---
name: parquet
displayName: Parquet Reader & Converter
description: Read, inspect, and convert Apache Parquet columnar files to CSV or
  JSON. Use when opening .parquet files, extracting schema, or exporting data.
tags:
  - data
  - parquet
  - columnar
  - csv
  - conversion
  - extractor
capabilities:
  - ReadParquet
  - InspectSchema
  - ConvertToCsv
  - ConvertToJson
  - SampleRows
representativeQueries:
  - Read a .parquet file and show me the data
  - Convert parquet to CSV
  - What is the schema of this parquet file?
  - Extract rows from a parquet file to JSON
  - Sample the first 10 rows of a parquet file
version: 0.1.0
tier: curated
---

# Parquet Reader & Converter

Read, inspect, and convert Apache Parquet (`.parquet`) binary columnar files using `pyarrow`. Extracts schema, samples rows, and exports to CSV or JSON without requiring a database or Spark cluster.

## When to use

Use this skill when you need to:
- Open a `.parquet` file and display its contents
- Inspect the column schema and data types
- Convert Parquet data to CSV or JSON for downstream use
- Sample a subset of rows for quick inspection

## Steps

1. **Locate the file.** Confirm the `.parquet` path exists and is readable.
2. **Inspect schema.** Run `scripts/parquet_convert.py <file> --schema` to print column names and types before loading all data.
3. **Sample rows.** Run `scripts/parquet_convert.py <file> --sample <N>` for a quick preview (default 10 rows as JSON).
4. **Convert or export.** Run `scripts/parquet_convert.py <file> --csv` for CSV output or `--json` for JSON output.

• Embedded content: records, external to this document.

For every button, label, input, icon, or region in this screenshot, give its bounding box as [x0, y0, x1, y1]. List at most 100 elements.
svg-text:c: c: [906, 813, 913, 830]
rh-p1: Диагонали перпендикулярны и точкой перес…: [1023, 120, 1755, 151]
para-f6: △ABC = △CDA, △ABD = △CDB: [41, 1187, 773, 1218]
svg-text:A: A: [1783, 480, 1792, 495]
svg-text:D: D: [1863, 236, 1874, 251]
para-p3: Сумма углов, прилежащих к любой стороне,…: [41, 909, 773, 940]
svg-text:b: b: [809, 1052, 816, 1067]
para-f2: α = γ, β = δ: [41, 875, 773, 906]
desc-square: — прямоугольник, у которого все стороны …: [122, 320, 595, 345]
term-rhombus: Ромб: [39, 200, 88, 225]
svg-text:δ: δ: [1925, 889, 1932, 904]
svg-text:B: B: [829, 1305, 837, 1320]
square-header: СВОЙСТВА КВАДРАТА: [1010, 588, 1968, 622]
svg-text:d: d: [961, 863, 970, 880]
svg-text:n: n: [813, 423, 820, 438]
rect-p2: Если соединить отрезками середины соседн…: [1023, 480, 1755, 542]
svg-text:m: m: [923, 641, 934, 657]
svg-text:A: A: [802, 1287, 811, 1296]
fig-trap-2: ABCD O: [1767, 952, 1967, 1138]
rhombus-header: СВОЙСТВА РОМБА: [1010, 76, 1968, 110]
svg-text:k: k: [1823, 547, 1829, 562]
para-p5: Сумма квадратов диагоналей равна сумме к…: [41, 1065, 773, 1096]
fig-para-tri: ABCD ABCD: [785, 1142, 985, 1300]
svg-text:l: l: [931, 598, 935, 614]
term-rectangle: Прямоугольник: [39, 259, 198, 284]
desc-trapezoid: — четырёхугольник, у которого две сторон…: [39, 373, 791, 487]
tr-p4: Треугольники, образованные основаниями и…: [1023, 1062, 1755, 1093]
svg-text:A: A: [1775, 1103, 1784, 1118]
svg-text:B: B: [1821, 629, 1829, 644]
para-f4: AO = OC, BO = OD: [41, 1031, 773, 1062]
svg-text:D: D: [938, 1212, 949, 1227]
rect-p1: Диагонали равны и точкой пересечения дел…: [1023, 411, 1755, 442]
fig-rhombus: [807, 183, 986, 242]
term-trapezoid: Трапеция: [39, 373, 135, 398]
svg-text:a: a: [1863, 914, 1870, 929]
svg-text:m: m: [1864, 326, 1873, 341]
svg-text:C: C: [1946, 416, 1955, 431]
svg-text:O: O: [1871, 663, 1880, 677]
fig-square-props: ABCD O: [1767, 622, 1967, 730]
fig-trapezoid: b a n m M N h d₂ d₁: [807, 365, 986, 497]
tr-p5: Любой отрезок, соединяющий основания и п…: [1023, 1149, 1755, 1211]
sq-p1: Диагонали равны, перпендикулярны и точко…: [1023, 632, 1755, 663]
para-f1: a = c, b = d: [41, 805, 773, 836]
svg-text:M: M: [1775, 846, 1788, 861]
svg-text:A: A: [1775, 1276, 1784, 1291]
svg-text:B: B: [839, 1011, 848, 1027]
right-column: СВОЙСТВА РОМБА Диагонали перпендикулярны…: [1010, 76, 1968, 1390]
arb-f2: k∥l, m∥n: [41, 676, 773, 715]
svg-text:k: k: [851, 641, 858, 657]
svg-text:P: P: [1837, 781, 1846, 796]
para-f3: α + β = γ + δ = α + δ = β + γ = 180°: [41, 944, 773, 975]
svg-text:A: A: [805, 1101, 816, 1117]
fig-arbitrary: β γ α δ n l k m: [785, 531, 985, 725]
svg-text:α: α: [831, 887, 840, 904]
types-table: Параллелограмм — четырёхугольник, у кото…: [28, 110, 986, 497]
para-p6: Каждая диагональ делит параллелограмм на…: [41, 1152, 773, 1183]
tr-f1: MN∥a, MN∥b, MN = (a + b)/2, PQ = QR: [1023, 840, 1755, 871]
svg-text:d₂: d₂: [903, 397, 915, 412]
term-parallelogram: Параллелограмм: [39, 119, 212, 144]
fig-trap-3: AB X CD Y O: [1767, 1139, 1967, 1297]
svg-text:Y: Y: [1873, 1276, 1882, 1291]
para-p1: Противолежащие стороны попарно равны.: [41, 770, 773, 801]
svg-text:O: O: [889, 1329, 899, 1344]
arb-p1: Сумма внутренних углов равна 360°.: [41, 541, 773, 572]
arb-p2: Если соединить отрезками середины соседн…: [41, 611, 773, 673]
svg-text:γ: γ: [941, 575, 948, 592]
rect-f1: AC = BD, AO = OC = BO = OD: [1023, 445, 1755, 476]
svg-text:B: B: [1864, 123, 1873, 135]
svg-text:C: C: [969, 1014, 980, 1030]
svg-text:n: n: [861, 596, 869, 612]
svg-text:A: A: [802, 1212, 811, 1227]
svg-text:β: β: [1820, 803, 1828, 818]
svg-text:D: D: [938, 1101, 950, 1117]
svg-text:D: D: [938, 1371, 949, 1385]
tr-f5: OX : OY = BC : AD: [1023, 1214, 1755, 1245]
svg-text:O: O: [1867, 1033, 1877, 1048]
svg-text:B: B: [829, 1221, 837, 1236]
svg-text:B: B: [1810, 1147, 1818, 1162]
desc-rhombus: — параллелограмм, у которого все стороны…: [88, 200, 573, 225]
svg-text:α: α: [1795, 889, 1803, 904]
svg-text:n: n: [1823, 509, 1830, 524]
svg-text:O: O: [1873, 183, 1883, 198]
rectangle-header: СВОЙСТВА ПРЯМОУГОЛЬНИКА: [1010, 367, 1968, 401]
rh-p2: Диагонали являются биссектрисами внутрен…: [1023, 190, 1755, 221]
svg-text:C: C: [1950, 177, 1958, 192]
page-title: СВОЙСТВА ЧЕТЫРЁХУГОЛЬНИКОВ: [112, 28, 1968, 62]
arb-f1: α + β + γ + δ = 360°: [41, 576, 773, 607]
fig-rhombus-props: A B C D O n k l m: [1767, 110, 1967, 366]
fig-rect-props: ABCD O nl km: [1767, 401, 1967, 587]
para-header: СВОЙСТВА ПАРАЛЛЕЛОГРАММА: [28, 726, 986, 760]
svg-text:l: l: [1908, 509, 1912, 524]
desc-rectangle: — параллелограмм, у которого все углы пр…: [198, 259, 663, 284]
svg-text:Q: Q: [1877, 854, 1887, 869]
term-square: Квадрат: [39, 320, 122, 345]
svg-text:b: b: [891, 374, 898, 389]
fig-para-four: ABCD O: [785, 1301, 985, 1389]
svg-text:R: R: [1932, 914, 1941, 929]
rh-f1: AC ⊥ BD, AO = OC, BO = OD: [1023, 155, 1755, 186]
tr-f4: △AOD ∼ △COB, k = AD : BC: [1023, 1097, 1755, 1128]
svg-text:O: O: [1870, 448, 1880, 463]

Redirect stdout to a file as needed.
5. **Handle nested columns.** If the schema shows struct/list types, add `--flatten` to cast nested columns to strings before CSV export.

## Operations

| Capability | CRUD | Resource | Tool |
|---|---|---|---|
| `ReadParquet` | READ | .parquet file | `scripts/parquet_convert.py` |
| `InspectSchema` | READ | column schema | `scripts/parquet_convert.py --schema` |
| `SampleRows` | READ | row subset | `scripts/parquet_convert.py --sample N` |
| `ConvertToCsv` | READ | tabular export | `scripts/parquet_convert.py --csv` |
| `ConvertToJson` | READ | JSON export | `scripts/parquet_convert.py --json` |

## Output

- `--schema`: newline-delimited `column_name: type` pairs to stdout
- `--sample N`: JSON array of the first N rows to stdout
- `--csv`: RFC 4180 CSV with header row to stdout
- `--json`: JSON array of all rows to stdout

Redirect to a file: `python3 scripts/parquet_convert.py data.parquet --csv > output.csv`

## Context

- Parquet is a binary columnar format; plain-text editors cannot read it.
- The embedded schema is always available — inspect it first when column layout is unknown.
- Nested fields (structs, lists, maps) must be flattened or cast to strings before CSV export; use `--flatten`.
- Timestamps are returned as ISO-8601 strings in JSON/CSV output.
- Compression (Snappy, GZIP, ZSTD, LZ4) is handled transparently by `pyarrow`.
- Very wide or very large files: stream in chunks or use `--sample` to validate format before full conversion.

## Notes

- Requires `pyarrow` (`pip install pyarrow`). The script prints a one-line install hint and exits non-zero if the library is missing.
- For multi-file Parquet datasets (Spark-style `part-*.parquet` directories), pass the directory path — `pyarrow.parquet.read_table` accepts both.
- The script writes only to stdout; the caller controls destination files.

<!-- runner-fallback -->
## Remote runner (MCP)
Can't run this locally (no setup, missing dependency)? The StealthStack runner exposes the **same code** as server-side MCP tools — no local install needed: `parquet_schema`, `parquet_sample`, `parquet_to_csv`, `parquet_to_json`. Call the `application/mcp` catalog twin of this skill (its `runnerTwin`).